The proposal is aimed at strengthening financial stability by protecting the deposit-taking business of the largest and most complex EU banks from potentially risky trading activities.
The proposed regulation would apply only to banks that are either deemed of global systemic importance or exceed certain thresholds in terms of trading activity or absolute size. Despite recent regulatory reforms in the banking sector, these credit institutions and groups remain too-big-to-fail, too-big-to-save and too complex to manage, supervise and resolve.
Tackling excessive risks
The draft regulation is intended to reduce excessive risk taking and prevent rapid balance sheet growth as a result of trading activities. It sets out to shield institutions carrying out activities that deserve a public safety net from losses incurred as a result of other activities. It provides for the mandatory separation of proprietary trading and related trading activities and establishes a framework for competent authorities to take measures to reduce excessive risk taking.
Trading activities other than proprietary trading would be subject to a risk assessment. If a competent authority finds that an excessive risk exists, it could require trading activities to be separated from the core credit institution, or demand an increase in the core credit institution's own fund requirements, or impose other prudential measures.

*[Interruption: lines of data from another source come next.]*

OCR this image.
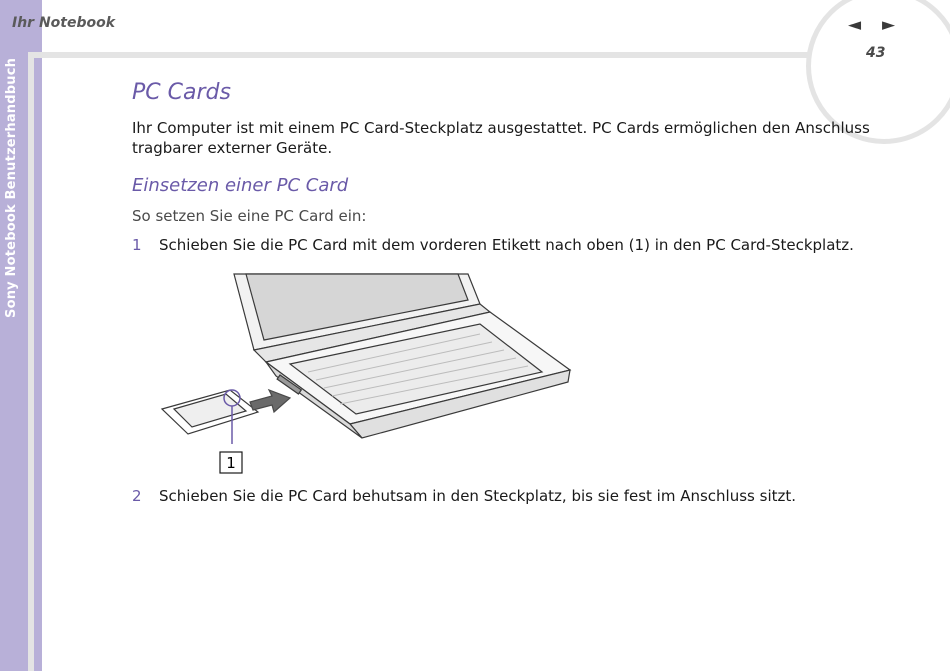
Sony Notebook Benutzerhandbuch
Ihr Notebook	◄ ►
43
PC Cards

Ihr Computer ist mit einem PC Card-Steckplatz ausgestattet. PC Cards ermöglichen den Anschluss tragbarer externer Geräte.

Einsetzen einer PC Card

So setzen Sie eine PC Card ein:

1 Schieben Sie die PC Card mit dem vorderen Etikett nach oben (1) in den PC Card-Steckplatz.
1
2 Schieben Sie die PC Card behutsam in den Steckplatz, bis sie fest im Anschluss sitzt.
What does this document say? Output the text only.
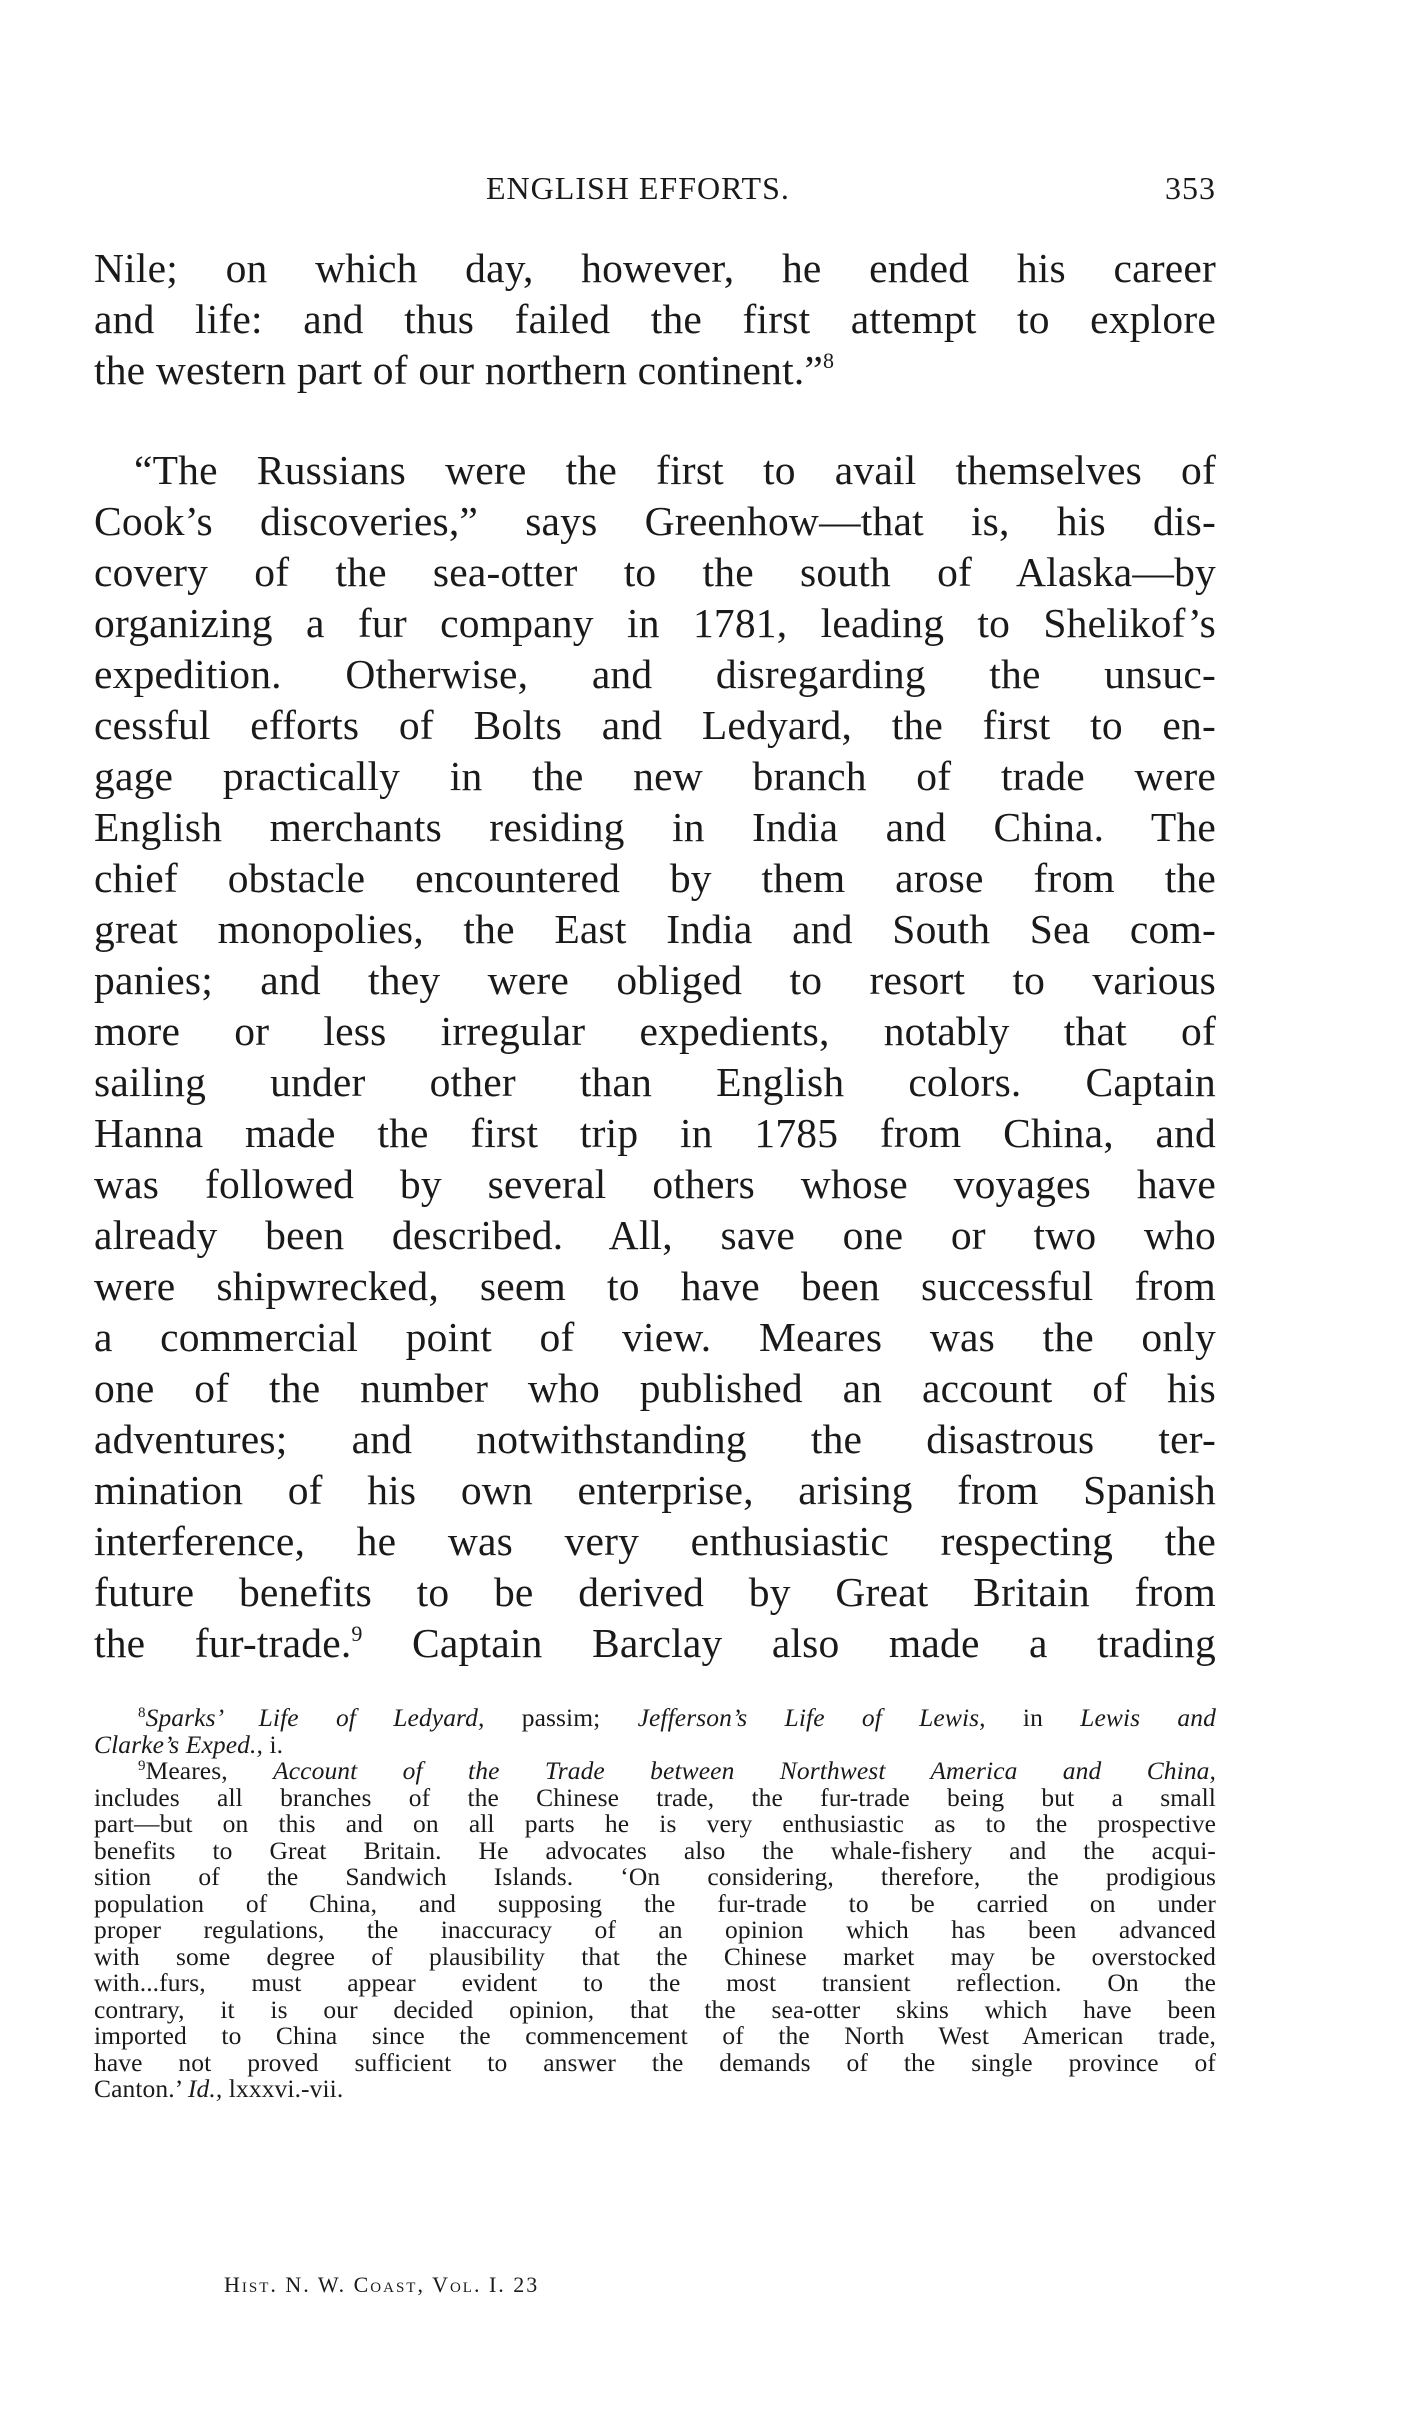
ENGLISH EFFORTS.	353
Nile; on which day, however, he ended his career
and life: and thus failed the first attempt to explore
the western part of our northern continent.”$^8$
“The Russians were the first to avail themselves of
Cook’s discoveries,” says Greenhow—that is, his dis-
covery of the sea-otter to the south of Alaska—by
organizing a fur company in 1781, leading to Shelikof’s
expedition. Otherwise, and disregarding the unsuc-
cessful efforts of Bolts and Ledyard, the first to en-
gage practically in the new branch of trade were
English merchants residing in India and China. The
chief obstacle encountered by them arose from the
great monopolies, the East India and South Sea com-
panies; and they were obliged to resort to various
more or less irregular expedients, notably that of
sailing under other than English colors. Captain
Hanna made the first trip in 1785 from China, and
was followed by several others whose voyages have
already been described. All, save one or two who
were shipwrecked, seem to have been successful from
a commercial point of view. Meares was the only
one of the number who published an account of his
adventures; and notwithstanding the disastrous ter-
mination of his own enterprise, arising from Spanish
interference, he was very enthusiastic respecting the
future benefits to be derived by Great Britain from
the fur-trade.$^9$ Captain Barclay also made a trading
$^8$Sparks’ Life of Ledyard, passim; Jefferson’s Life of Lewis, in Lewis and
Clarke’s Exped., i.
$^9$Meares, Account of the Trade between Northwest America and China,
includes all branches of the Chinese trade, the fur-trade being but a small
part—but on this and on all parts he is very enthusiastic as to the prospective
benefits to Great Britain. He advocates also the whale-fishery and the acqui-
sition of the Sandwich Islands. ‘On considering, therefore, the prodigious
population of China, and supposing the fur-trade to be carried on under
proper regulations, the inaccuracy of an opinion which has been advanced
with some degree of plausibility that the Chinese market may be overstocked
with...furs, must appear evident to the most transient reflection. On the
contrary, it is our decided opinion, that the sea-otter skins which have been
imported to China since the commencement of the North West American trade,
have not proved sufficient to answer the demands of the single province of
Canton.’ Id., lxxxvi.-vii.
Hist. N. W. Coast, Vol. I. 23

Trading entities would be prohibited from taking retail deposits eligible for deposit insurance.
According to the Council's text, the regulation would apply to global systemically important institutions (in accordance with directive 2013/36/EU on capital requirements) or to entities with total assets of at least €30bn over the last three years and trading activities of at least €70 billion or 10% of their total assets. These banks would be allocated into two tiers, depending on whether the sum of their trading activities during the last three years exceeds €100 billion or not. Stricter reporting requirements, a more thorough risk assessment, and different supervisory actions would apply to banks exceeding the threshold.
The regulation would not apply to institutions with total eligible deposits (under directive 2014/49/EU on deposit guarantee schemes) of less than 3% of their total assets, or total eligible retail deposits of less than €35bn.
As proposed by the Commission, it would also not apply to sovereign debt instruments. But in the Council's text, a review clause has been further elaborated to specify that the Commission would review this exclusion taking into account developments at European and international level.
To accommodate existing national regimes, the Council text provides two options for addressing excessive risk stemming from trading activities: This could be done either through national legislation requiring core retail activities to be ring-fenced, or through measures imposed by competent authorities in accordance with the regulation.
The draft regulation builds on the recommendations of a report published in October 2012 by a "high-level group" chaired by the governor of the Bank of Finland, Erkki Liikanen (the "Liikanen report").
The regulation requires a qualified majority for adoption by the Council, in agreement with the European Parliament. (Legal basis: Article 114 of the Treaty on the Functioning of the EU.)